Roxana había conocido a Rubén de la manera más casual. Rubén se acercó a hacerle plática en una panadería.

–De pronto me empezó a hablar como si yo fuera una hermana perdida –Roxana se rio y Felipe se dio cuenta de algo que se borró de su mente con la sorpresa del encuentro. La Roxana que hablaba frente a él no tenía que ver con los espectros emergidos de criptas y hospitales que poblaron sus pesadillas. Cuando recordaron el accidente, Felipe le dijo que no se le notaba nada de nada.

–No te creas, mira, me falta un cachito de labio –Roxana se alzó el labio superior y él pudo ver una blancuzca cicatriz, no mayor que un lunar.

Después el monstruo de los efectos especiales se apoderó de Roxana. A la séptima cuba sus palabras eran erupciones y su cara lava volcánica. Felipe aprovechó para levantar un inventario de los cambios de Roxana: la forma circular en que el tiempo había pasado por sus senos, las manos, más gruesas y hábiles, un moretón en el tobillo, casi negro a través de la media. Era del tipo de mujeres a las que se llama “atractivas” para distinguirlas de las que de veras son guapas. Aunque ya no tenía de qué sentirse culpable, recordó con malestar la fiesta de graduación en la que Roxana le produjo una doble decepción: ni era virgen ni quería con él.

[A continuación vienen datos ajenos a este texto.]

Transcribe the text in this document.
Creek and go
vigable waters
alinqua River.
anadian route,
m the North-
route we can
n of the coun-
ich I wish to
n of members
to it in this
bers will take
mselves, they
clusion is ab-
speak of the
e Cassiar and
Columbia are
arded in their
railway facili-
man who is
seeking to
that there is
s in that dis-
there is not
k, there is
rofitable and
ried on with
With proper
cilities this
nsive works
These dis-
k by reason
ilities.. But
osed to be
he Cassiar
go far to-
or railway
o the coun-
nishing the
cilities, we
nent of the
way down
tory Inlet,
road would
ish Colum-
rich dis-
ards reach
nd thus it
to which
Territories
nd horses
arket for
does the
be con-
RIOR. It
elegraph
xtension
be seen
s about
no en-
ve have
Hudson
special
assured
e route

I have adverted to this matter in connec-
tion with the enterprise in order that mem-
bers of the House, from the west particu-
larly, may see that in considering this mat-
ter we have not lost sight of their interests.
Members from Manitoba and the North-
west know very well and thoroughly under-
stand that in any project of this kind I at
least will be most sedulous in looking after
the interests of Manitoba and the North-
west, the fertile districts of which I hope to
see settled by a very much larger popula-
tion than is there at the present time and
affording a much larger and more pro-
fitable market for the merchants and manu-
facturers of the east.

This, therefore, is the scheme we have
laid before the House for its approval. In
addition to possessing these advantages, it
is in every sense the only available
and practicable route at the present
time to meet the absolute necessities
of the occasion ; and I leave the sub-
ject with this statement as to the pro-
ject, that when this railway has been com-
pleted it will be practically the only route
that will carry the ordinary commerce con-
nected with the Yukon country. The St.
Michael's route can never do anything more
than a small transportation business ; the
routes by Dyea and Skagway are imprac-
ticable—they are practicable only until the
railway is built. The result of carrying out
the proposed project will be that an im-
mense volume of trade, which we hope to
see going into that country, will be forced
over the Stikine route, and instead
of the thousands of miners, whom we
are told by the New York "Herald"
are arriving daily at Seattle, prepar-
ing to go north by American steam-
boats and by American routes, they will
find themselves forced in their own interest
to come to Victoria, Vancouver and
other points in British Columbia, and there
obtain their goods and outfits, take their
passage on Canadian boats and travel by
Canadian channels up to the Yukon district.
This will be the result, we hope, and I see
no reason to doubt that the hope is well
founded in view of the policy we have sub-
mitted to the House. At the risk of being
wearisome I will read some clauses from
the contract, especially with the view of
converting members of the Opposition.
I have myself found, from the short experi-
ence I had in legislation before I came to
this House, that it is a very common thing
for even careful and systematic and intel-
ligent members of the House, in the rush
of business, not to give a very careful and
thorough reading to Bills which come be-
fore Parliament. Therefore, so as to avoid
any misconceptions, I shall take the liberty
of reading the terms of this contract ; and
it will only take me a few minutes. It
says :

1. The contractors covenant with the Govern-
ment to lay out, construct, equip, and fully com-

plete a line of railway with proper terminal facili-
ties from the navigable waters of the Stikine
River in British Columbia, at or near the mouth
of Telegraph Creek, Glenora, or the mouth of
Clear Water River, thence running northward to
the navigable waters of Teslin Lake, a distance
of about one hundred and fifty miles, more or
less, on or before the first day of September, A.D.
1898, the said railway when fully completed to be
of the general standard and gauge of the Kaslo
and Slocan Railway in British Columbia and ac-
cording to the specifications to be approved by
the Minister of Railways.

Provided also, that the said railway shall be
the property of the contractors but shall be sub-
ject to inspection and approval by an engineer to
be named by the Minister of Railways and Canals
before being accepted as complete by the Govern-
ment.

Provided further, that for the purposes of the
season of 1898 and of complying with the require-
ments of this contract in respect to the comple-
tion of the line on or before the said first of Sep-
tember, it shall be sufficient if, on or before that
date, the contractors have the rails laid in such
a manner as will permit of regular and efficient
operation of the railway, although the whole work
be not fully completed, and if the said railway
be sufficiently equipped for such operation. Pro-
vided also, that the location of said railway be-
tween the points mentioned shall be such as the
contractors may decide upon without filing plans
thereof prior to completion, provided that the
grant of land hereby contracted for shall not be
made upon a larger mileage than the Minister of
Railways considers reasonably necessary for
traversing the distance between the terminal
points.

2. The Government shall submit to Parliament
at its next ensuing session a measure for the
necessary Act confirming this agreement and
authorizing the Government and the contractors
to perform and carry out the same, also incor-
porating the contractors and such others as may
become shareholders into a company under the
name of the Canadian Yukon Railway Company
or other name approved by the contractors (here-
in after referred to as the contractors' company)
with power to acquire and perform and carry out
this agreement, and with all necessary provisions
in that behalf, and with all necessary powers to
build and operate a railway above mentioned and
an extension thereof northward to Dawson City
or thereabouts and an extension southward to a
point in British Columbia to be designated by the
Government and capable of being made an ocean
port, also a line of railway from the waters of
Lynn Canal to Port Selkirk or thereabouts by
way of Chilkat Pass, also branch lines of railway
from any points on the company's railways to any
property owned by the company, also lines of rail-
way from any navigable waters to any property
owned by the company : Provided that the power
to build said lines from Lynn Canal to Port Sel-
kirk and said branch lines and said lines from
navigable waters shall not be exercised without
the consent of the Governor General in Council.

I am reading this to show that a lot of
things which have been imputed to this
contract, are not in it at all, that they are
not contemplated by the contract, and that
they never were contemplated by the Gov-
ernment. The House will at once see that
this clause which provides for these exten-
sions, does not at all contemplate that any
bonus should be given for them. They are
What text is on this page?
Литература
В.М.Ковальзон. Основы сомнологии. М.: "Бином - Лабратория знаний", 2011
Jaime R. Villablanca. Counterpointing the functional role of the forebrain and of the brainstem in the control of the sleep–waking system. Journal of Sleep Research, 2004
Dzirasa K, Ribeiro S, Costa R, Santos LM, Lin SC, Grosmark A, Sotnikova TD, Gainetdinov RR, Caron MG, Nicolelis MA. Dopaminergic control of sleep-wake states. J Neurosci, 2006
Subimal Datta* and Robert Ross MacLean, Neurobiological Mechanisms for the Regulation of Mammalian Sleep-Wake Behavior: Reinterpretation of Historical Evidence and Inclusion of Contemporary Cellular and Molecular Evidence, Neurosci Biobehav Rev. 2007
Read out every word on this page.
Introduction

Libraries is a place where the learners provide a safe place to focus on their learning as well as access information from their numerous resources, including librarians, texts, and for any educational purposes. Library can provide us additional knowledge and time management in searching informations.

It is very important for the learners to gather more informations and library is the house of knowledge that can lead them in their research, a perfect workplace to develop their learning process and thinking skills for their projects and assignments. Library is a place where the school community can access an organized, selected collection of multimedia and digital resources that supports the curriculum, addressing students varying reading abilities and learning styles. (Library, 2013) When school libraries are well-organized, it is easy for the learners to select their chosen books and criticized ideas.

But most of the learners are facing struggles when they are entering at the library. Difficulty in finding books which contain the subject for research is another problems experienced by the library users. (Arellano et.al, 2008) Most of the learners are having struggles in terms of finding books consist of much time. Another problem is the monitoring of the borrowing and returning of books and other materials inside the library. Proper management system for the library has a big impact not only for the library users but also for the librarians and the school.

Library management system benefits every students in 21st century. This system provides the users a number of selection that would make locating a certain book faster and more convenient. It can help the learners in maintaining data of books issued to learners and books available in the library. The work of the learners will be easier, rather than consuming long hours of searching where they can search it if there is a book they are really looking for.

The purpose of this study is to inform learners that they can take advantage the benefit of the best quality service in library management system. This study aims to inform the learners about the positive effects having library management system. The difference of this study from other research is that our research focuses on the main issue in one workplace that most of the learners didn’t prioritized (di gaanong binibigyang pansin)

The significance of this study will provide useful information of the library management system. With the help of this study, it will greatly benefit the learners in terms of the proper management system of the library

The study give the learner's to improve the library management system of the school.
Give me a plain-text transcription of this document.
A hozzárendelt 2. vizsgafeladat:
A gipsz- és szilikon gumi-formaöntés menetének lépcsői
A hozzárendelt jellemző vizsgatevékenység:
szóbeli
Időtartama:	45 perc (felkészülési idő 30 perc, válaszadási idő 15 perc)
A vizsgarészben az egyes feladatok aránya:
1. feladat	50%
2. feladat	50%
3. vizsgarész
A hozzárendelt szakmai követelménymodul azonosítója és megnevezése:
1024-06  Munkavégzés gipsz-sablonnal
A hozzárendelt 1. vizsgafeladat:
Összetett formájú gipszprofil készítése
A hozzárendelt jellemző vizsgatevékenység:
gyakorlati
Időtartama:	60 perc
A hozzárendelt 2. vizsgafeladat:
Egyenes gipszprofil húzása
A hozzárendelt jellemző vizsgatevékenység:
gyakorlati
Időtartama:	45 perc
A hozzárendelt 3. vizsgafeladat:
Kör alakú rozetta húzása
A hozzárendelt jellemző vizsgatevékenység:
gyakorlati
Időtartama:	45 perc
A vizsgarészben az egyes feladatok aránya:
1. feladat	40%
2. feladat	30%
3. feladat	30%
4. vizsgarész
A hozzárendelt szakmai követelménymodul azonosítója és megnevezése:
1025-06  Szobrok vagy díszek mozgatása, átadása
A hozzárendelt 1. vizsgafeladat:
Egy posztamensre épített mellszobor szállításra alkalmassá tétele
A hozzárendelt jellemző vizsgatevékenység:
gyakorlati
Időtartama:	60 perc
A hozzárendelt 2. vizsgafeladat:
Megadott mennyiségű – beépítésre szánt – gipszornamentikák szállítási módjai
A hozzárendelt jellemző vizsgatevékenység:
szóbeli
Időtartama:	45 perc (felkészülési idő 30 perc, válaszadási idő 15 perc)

Al cabo de un rato volvieron a platicar. Roxana lo puso al tanto de los años que los separaron. A Felipe le pareció una circunstancia providencial que ella ya se hubiera divorciado. Roxana tenía dos hijos a los que, según dijo, no quería despertar: le pidió que mejor fueran a su departamento.

Le ayudó a ponerse un impermeable en el que no reparó horas atrás. Era un horrible modelo de plástico rojo y arrugado. Sus gustos no habían cambiado del todo.

Afuera lloviznaba. Felipe dejó su coche a varias cuadras y tuvieron que caminar entre los charcos que temblaban con las gotas y la luz mercurial.

–Mira la luna –Roxana se detuvo; la lluvia le dio en la cara. En el cielo había una mancha tenue, algo que detrás de muchas capas debía ser luna llena.

Se besaron. El viento empujó un periódico que se enrolló en sus pies.

Abrió un botón del impermeable. Ella lo detuvo.

–Aquí no, vámonos a tu casa.

Al llegar a la esquina, Roxana se separó de él. Lo miró con rapidez, luego echó a correr. Felipe se resbaló al arrancar tras ella. El impermeable rojo osciló frente a su vista. Después vio el coche que tomaba la calle con alevosía. Roxana cruzó frente a la aniquiladora velocidad del automóvil. Felipe escuchó el claxon y cerró los ojos. La noche reventó con el estruendo. Hubo un rechinido muy leve, amortiguado por el agua.

Cuando Felipe abrió los ojos, el coche desaparecía haciendo eses. Del otro lado de la calle estaba Roxana. Sonriendo. Esperándolo.